Herkes hayretler içinde kaldı!
Aradan seneler geçti... Yûsuf-i Çeştî elli yaşlarına gelmişti. Ebû İshâk-ı Şâmî hazretlerinin talebelerinin büyüklerinden Hâce Hacı isimli zâtın kabri yanında îtikaf edip, ibâdetle meşgûl olmak için bir yer kazmak istedi. Kazmak için bel ve çapa getirdiler. Fakat o yer o kadar sertti ki, kazmak mümkün olmadı. Hâce hazretleri çapayı kendisi alıp orayı kolayca kazdı. Herkes bu duruma hayret edip, Yûsuf-i Çeştî hazretlerinin bir kerâmeti olduğunu ifâde ettiler.

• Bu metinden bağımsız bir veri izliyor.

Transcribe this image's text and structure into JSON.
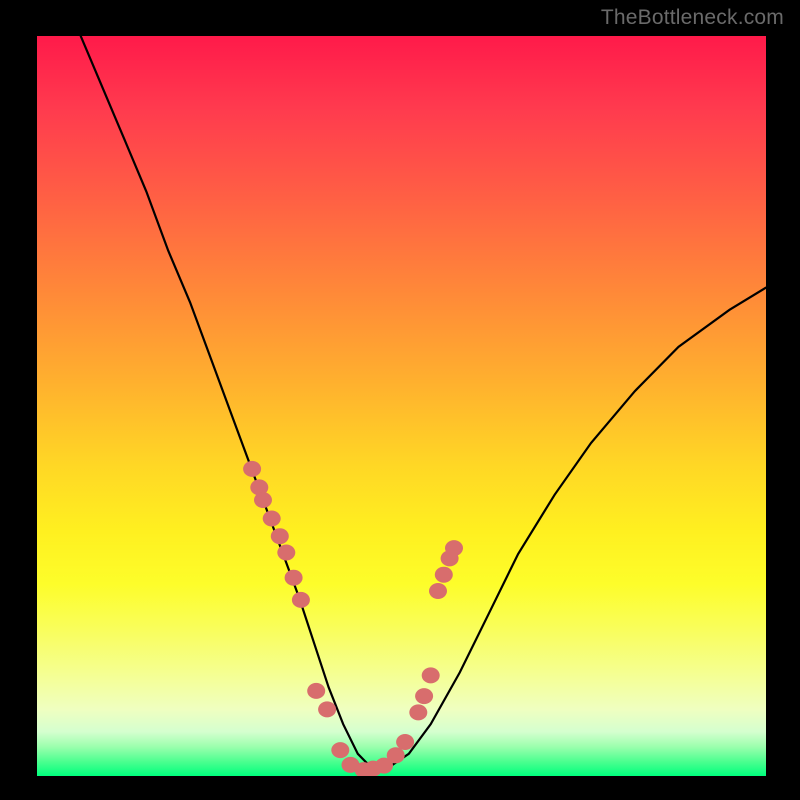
{
  "watermark": "TheBottleneck.com",
  "chart_data": {
    "type": "line",
    "title": "",
    "xlabel": "",
    "ylabel": "",
    "xlim": [
      0,
      100
    ],
    "ylim": [
      0,
      100
    ],
    "curve": {
      "name": "bottleneck-curve",
      "x": [
        6,
        9,
        12,
        15,
        18,
        21,
        24,
        27,
        30,
        33,
        36,
        38,
        40,
        42,
        44,
        46,
        48,
        51,
        54,
        58,
        62,
        66,
        71,
        76,
        82,
        88,
        95,
        100
      ],
      "y": [
        100,
        93,
        86,
        79,
        71,
        64,
        56,
        48,
        40,
        32,
        24,
        18,
        12,
        7,
        3,
        1,
        1,
        3,
        7,
        14,
        22,
        30,
        38,
        45,
        52,
        58,
        63,
        66
      ]
    },
    "points": {
      "name": "sample-points",
      "x": [
        29.5,
        30.5,
        31.0,
        32.2,
        33.3,
        34.2,
        35.2,
        36.2,
        38.3,
        39.8,
        41.6,
        43.0,
        44.8,
        46.1,
        47.6,
        49.2,
        50.5,
        52.3,
        53.1,
        54.0,
        55.0,
        55.8,
        56.6,
        57.2
      ],
      "y": [
        41.5,
        39.0,
        37.3,
        34.8,
        32.4,
        30.2,
        26.8,
        23.8,
        11.5,
        9.0,
        3.5,
        1.5,
        0.8,
        1.0,
        1.4,
        2.8,
        4.6,
        8.6,
        10.8,
        13.6,
        25.0,
        27.2,
        29.4,
        30.8
      ]
    },
    "gradient_stops": [
      {
        "offset": 0.0,
        "color": "#ff1a4a"
      },
      {
        "offset": 0.35,
        "color": "#ff8a38"
      },
      {
        "offset": 0.67,
        "color": "#fff020"
      },
      {
        "offset": 0.92,
        "color": "#efffc0"
      },
      {
        "offset": 1.0,
        "color": "#00ff7d"
      }
    ]
  }
}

Hazret-i Hâce Yûsuf, burada tam 12 sene devamlı ibâdet ve tâatle meşgûl oldu. Şeyhülislâm Abdullah-i Ensârî, Çeşt’e geldiği zaman, Çeşt Kabristanına giderek Yûsuf-i Çeştî hazretlerini ziyâret ederdi. Abdullah-i Ensârî Herat’a dönünce, sohbetlerinde, Hâce hazretlerinin üstünlüklerini çok anlatmıştır.
Yûsuf-i Çeştî son anlarında şu vasiyeti yaptı: “Benden sonra talebeye ders okutmak vazifesini, büyük oğlum Hâce Kutbüddîn Mevdûd-i Çeştî’nin yapmasını vasiyet ediyorum.”